Okay, real reason for bitching: last Friday, before my chair arrived and my ass was still aching, I got dressed and was heading out to work to find my nine-year-old son watching the morning news, and he told me, “Bad news. Hurricane Dean is going to hit us.”

“How? Last night it was even near the Bahamas.”

“Well, they don’t know…”

“Exactly. They don’t know. Stop borrowing trouble, we have enough.”

I got back from work and started assembling my chair; Eyewitness news was on once again, and the talking points went to, “What sort of damage will result when Hurricane Dean hits Houston?” Not ifwhen. News stories themselves included the word “if”, but none of the lead-ins did.

As a lifelong Texan, I know a bit about tracking hurricanes. The Information Age makes it a little more convenient – I check the Central Florida Hurricane Center daily, which gives me access to all available tracking models. Which is good, since the usual avenues for tracking information seem to be more interested in saying “Everybody PANIC!!!” more than giving me actual coordinates.

Upshot, as I write this, waiting impatiently for the start of my shortened vacation: Dean is between the Yucatan peninsula and Mexico. When Eyewitness News was drooling over the ratings cornucopia of Irwin Allen-type natural disaster, the models showed the northern most track to lead to Northern Mexico – or, as we call it in the cartography trade, “Not Houston”.

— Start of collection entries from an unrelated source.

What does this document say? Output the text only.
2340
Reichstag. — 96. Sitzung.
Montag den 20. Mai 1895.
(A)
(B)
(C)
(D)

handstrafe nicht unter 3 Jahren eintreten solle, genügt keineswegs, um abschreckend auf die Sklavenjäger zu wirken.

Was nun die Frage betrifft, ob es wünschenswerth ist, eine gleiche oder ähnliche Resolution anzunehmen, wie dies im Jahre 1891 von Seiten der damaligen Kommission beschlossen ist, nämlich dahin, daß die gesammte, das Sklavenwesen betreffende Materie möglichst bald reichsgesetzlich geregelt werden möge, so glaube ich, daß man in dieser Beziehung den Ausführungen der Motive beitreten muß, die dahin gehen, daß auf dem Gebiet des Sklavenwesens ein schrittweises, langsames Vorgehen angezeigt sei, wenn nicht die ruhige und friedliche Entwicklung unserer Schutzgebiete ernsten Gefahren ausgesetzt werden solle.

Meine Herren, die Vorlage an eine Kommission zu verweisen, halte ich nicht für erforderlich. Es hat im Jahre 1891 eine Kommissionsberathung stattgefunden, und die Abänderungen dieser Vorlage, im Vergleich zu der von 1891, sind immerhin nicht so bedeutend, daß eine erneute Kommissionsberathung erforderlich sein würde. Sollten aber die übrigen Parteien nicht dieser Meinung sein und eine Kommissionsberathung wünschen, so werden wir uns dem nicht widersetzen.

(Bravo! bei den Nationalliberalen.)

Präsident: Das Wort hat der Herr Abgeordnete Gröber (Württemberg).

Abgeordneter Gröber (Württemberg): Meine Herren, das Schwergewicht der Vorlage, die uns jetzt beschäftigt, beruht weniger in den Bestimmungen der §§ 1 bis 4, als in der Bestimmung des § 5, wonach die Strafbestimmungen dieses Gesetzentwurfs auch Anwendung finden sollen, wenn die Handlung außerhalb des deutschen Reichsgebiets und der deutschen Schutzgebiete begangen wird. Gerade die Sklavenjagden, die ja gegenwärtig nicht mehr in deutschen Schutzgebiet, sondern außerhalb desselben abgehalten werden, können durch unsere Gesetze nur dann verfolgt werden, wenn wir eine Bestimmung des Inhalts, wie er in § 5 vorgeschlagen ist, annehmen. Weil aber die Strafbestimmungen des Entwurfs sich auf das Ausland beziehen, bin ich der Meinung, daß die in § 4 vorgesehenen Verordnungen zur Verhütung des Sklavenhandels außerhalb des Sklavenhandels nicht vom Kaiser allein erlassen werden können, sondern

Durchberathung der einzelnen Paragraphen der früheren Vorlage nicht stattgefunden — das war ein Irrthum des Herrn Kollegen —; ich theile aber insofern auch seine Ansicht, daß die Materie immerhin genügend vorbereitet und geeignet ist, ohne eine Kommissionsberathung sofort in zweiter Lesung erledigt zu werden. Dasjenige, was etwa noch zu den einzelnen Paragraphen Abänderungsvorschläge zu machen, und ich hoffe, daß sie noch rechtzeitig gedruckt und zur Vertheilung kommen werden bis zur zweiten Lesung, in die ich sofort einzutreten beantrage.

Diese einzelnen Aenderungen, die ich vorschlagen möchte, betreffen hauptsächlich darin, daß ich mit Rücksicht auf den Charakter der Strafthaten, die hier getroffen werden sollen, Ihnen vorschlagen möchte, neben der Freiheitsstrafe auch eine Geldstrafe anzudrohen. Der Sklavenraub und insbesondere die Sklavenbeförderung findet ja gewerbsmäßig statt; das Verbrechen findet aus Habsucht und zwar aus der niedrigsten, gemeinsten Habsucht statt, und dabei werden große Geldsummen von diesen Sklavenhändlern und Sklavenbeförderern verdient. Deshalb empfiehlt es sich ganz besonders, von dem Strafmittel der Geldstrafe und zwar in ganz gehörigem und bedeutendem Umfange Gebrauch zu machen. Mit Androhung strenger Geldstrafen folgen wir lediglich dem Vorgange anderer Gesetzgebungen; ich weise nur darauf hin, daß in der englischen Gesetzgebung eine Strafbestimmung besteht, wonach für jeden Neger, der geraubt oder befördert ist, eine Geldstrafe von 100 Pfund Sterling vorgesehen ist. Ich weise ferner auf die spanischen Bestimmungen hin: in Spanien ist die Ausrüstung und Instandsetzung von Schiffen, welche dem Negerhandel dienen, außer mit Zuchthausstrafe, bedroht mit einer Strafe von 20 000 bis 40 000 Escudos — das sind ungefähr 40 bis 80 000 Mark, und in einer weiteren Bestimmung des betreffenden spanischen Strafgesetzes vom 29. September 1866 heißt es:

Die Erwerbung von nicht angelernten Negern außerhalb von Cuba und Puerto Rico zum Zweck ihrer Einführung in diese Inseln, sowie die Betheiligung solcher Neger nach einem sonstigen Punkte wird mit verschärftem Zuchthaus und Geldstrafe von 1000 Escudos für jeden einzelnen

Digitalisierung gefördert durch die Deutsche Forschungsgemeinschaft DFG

I was eventually angry enough to switch the TV over to, God help me, Wheel of Fortune rather than endure one more spouting of sensationalism. There’s a reason I don’t watch TV much anymore, and I am possessed of a powerful urge, should I run into any member of Eyewitness News in the street, to punch them in the nuts. And should it be a female member of the staff, to go even deeper into debt to have testicles surgically attached, so I can punch them.

Gathering and distributing the news used to be a sacred trust. As Criswell used to say, “God help us all… in the future.”

Another Reason I Shouldn’t Be Allowed to Deal with The Public

“I need to make an appointment for my son, for cleaning and check-up, this Friday.”

“I’m sorry, but school starts on the 27th, so we’ve been swamped. Basically, August was booked up in July.”

“He’s got a cavity. Could you get him in then?”

“Ma’am, I couldn’t get him in if his head was ripped off.”

Boooooring

Nothing to relate. I yet live, although my aged computer chair attempted to murder me by actually snapping in twain. I currently sit in a wooden dining room chair while playing solitaire – excuse me, while I’m working – and I am having Andrew Borntreger/New Orleans Worst Film Festival flashbacks: “I CAN’T….FEEL… MY ASS!!!!!”

Still awaiting that wondrous first writing check which will reinstate my broadband and buy a new, more ass-friendly chair. These things are important.